Mopti : de la « ville lumière » à l’obscurité

Le problème récurrent d’électricité touche aussi nos capitales régionales. À Mopti, l’électricité est distribuée six heures par jour et par quartier. La ville lumière est plongée la nuit dans l’obscurité.

 

La ville de Mopti est plongée dans l’obscurité la nuit depuis plus d’un mois. Sur les douze groupes électrogènes que compte la société Énergie du Mali (EDM-SA) dans la ville, 6 sont en panne et 4 ont besoin d’entretiens, selon le gouverneur de la région, Général Abdoulaye Cissé.

En décembre 2019,  la ville de Mopti fêtait son centenaire. Pour l’occasion, la mairie a bien voulu montrer une autre image de la ville, à travers des jeux de lumière sur presque toutes les artères principales de la ville. Pendant un mois, Mopti a brillé de mille feux. Les « Mopticiens » ont été émerveillés. Mais cette joie n’a été que de courte durée.  En mars 2020, la ville a renoué avec les coupures d’électricité.

Abdoulaye Ouédraogo, propriétaire d’une boutique, était convaincu que le projet d’électrification des artères allait provoquer des coupures : « Depuis que la mairie a équipé les artères de lumière, j’ai commencé à m’inquiéter par rapport aux factures.

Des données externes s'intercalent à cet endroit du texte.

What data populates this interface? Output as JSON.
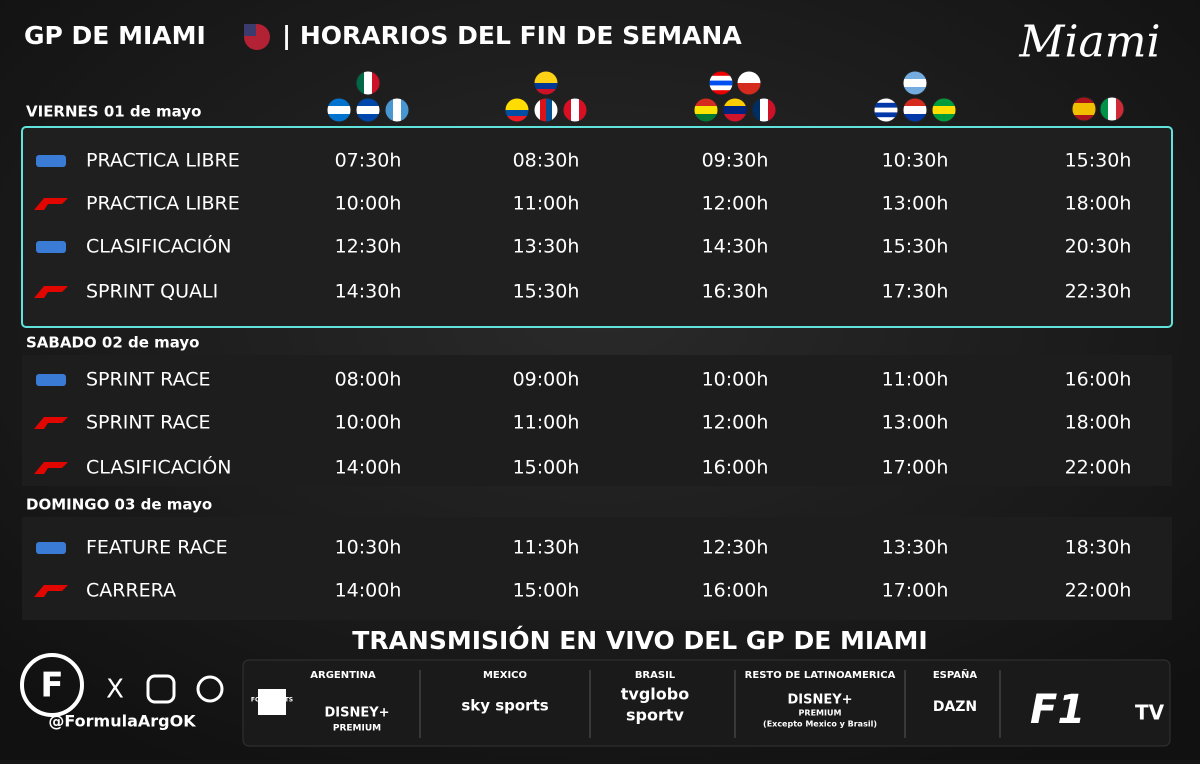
{
  "header": {
    "title": "GP DE MIAMI",
    "subtitle": "| HORARIOS DEL FIN DE SEMANA",
    "brand": "Miami"
  },
  "days": [
    {
      "label": "VIERNES 01 de mayo",
      "sessions": [
        {
          "series": "F2",
          "name": "PRACTICA LIBRE",
          "times": [
            "07:30h",
            "08:30h",
            "09:30h",
            "10:30h",
            "15:30h"
          ]
        },
        {
          "series": "F1",
          "name": "PRACTICA LIBRE",
          "times": [
            "10:00h",
            "11:00h",
            "12:00h",
            "13:00h",
            "18:00h"
          ]
        },
        {
          "series": "F2",
          "name": "CLASIFICACIÓN",
          "times": [
            "12:30h",
            "13:30h",
            "14:30h",
            "15:30h",
            "20:30h"
          ]
        },
        {
          "series": "F1",
          "name": "SPRINT QUALI",
          "times": [
            "14:30h",
            "15:30h",
            "16:30h",
            "17:30h",
            "22:30h"
          ]
        }
      ]
    },
    {
      "label": "SABADO 02 de mayo",
      "sessions": [
        {
          "series": "F2",
          "name": "SPRINT RACE",
          "times": [
            "08:00h",
            "09:00h",
            "10:00h",
            "11:00h",
            "16:00h"
          ]
        },
        {
          "series": "F1",
          "name": "SPRINT RACE",
          "times": [
            "10:00h",
            "11:00h",
            "12:00h",
            "13:00h",
            "18:00h"
          ]
        },
        {
          "series": "F1",
          "name": "CLASIFICACIÓN",
          "times": [
            "14:00h",
            "15:00h",
            "16:00h",
            "17:00h",
            "22:00h"
          ]
        }
      ]
    },
    {
      "label": "DOMINGO 03 de mayo",
      "sessions": [
        {
          "series": "F2",
          "name": "FEATURE RACE",
          "times": [
            "10:30h",
            "11:30h",
            "12:30h",
            "13:30h",
            "18:30h"
          ]
        },
        {
          "series": "F1",
          "name": "CARRERA",
          "times": [
            "14:00h",
            "15:00h",
            "16:00h",
            "17:00h",
            "22:00h"
          ]
        }
      ]
    }
  ],
  "broadcast": {
    "title": "TRANSMISIÓN EN VIVO DEL GP DE MIAMI",
    "regions": [
      {
        "label": "ARGENTINA",
        "channels": [
          "FOX SPORTS",
          "DISNEY+",
          "PREMIUM"
        ]
      },
      {
        "label": "MEXICO",
        "channels": [
          "sky sports"
        ]
      },
      {
        "label": "BRASIL",
        "channels": [
          "tvglobo",
          "sportv"
        ]
      },
      {
        "label": "RESTO DE LATINOAMERICA",
        "channels": [
          "DISNEY+",
          "PREMIUM",
          "(Excepto Mexico y Brasil)"
        ]
      },
      {
        "label": "ESPAÑA",
        "channels": [
          "DAZN"
        ]
      }
    ],
    "global": "TV"
  },
  "footer": {
    "handle": "@FormulaArgOK"
  }
}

Malheureusement, la société a tout simplement décidé de nous priver d’électricité pendant des mois ».

Mauvaise habitude

Même si Mopti n’est pas la seule ville du Mali touchée par les coupures d’électricité, elle vit régulièrement cette situation entre mars et juin. Chaque année, c’est le même scénario des coupures intempestives : « Je suis dans la quarantaine cette année, et je peux vous assurer que les coupures à Mopti ne datent pas d’aujourd’hui. Depuis tout petit déjà, les coupures sont récurrentes les mois de mars, avril et mai », témoigne Sory Diallo, un habitant de Mopti.

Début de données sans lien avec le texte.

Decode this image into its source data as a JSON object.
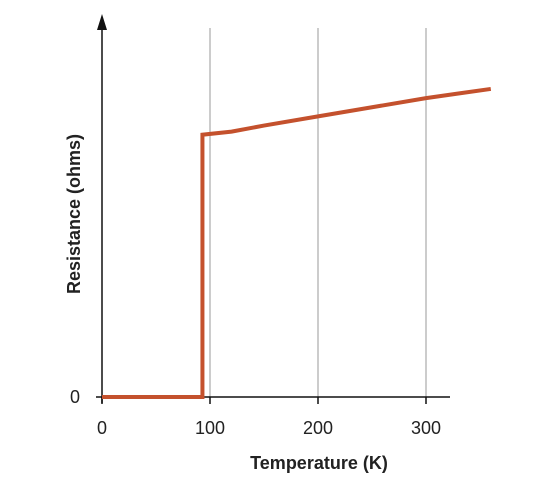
{
  "chart_data": {
    "type": "line",
    "title": "",
    "xlabel": "Temperature (K)",
    "ylabel": "Resistance (ohms)",
    "xlim": [
      0,
      360
    ],
    "x_ticks": [
      {
        "value": 0,
        "label": "0"
      },
      {
        "value": 100,
        "label": "100"
      },
      {
        "value": 200,
        "label": "200"
      },
      {
        "value": 300,
        "label": "300"
      }
    ],
    "y_ticks": [
      {
        "value": 0,
        "label": "0"
      }
    ],
    "ylim": [
      0,
      1.1
    ],
    "grid": {
      "vertical": true,
      "horizontal": false
    },
    "legend": "none",
    "series": [
      {
        "color": "#c4512d",
        "points": [
          [
            0,
            0
          ],
          [
            93,
            0
          ],
          [
            93,
            0.86
          ],
          [
            120,
            0.87
          ],
          [
            150,
            0.89
          ],
          [
            200,
            0.92
          ],
          [
            250,
            0.95
          ],
          [
            300,
            0.98
          ],
          [
            330,
            0.995
          ],
          [
            360,
            1.01
          ]
        ]
      }
    ]
  },
  "colors": {
    "axis": "#111111",
    "grid": "#999999",
    "line": "#c4512d"
  }
}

La fourniture de l’électricité se fait par rotation, chaque quartier a le courant une nuit sur deux. En tant normal, cette situation serait passée presque inaperçue. Mais, cette année, ces coupures ont coïncidé avec le mois de ramadan.

Une sortie presque ratée 

Le directeur général de l’EDM-SA,  Boubacar Keïta, s’est exprimé sur  l’Office de radiodiffusion télévision du Mali (ORTM), il y a quelques semaines. Si sa sortie avait pour but d’éclairer la lanterne des Maliens, elle n’a fait qu’amplifier leur colère. Certains trouvent incompréhensible qu’aucun technicien malien ne puisse réparer les appareils.  Pour Ibrahim Maïga, président du Comité de développement du quartier Gangal, il y a des non-dits dans cette situation qui n’a que trop duré : « Le directeur a insulté l’intelligence des Maliens. Comment, dans un pays comme le Mali, on peut dire qu’il n’y aucun malien qualifié pour un travail de maintenance ? Comment une structure comme L’EDM peut exister sans ingénieurs électromécaniciens ? Je pense que le directeur n’a pas dit toute la vérité sur cette affaire ».

Vétusté des installations

Sur sa page Facebook, EDM-SA a tenté d’expliquer. Les raisons des délestages résideraient dans la vétusté des câbles : « Les perturbations actuelles dans la fourniture de l’électricité s’expliquent le plus souvent par les défaillances des câbles souterrains, soumis à de fortes tensions. Or, la desserte repose essentiellement sur ce réseau de distribution. Leur état de vétusté conduit à des défaillances toujours plus fréquentes », pouvait-on lire sur la page de la société. 

Cette publication d’EDM-SA n’a pas tardé à faire réagir certains clients, comme Defo Diakité, qui voient dans ce communiqué une simple argutie : « C’est un manque de respect aux clients. Il est inconcevable qu’une telle structure ne puisse avoir une stratégie de long terme pour la fourniture en électricité. L’électricité est un luxe au Mali. Cela fait trop pitié. Les autres pays, qui arrivent à prendre en charge les besoins en électricité des populations, ne sont pas plus riches que le Mali ».  

Une chose est sûre ici : Mopti, la « ville lumière » est dans l’obscurité. La plupart de nos éclairages publics ne marchent plus. Une situation qui vient s’ajouter au manque d’électricité dans les ménages.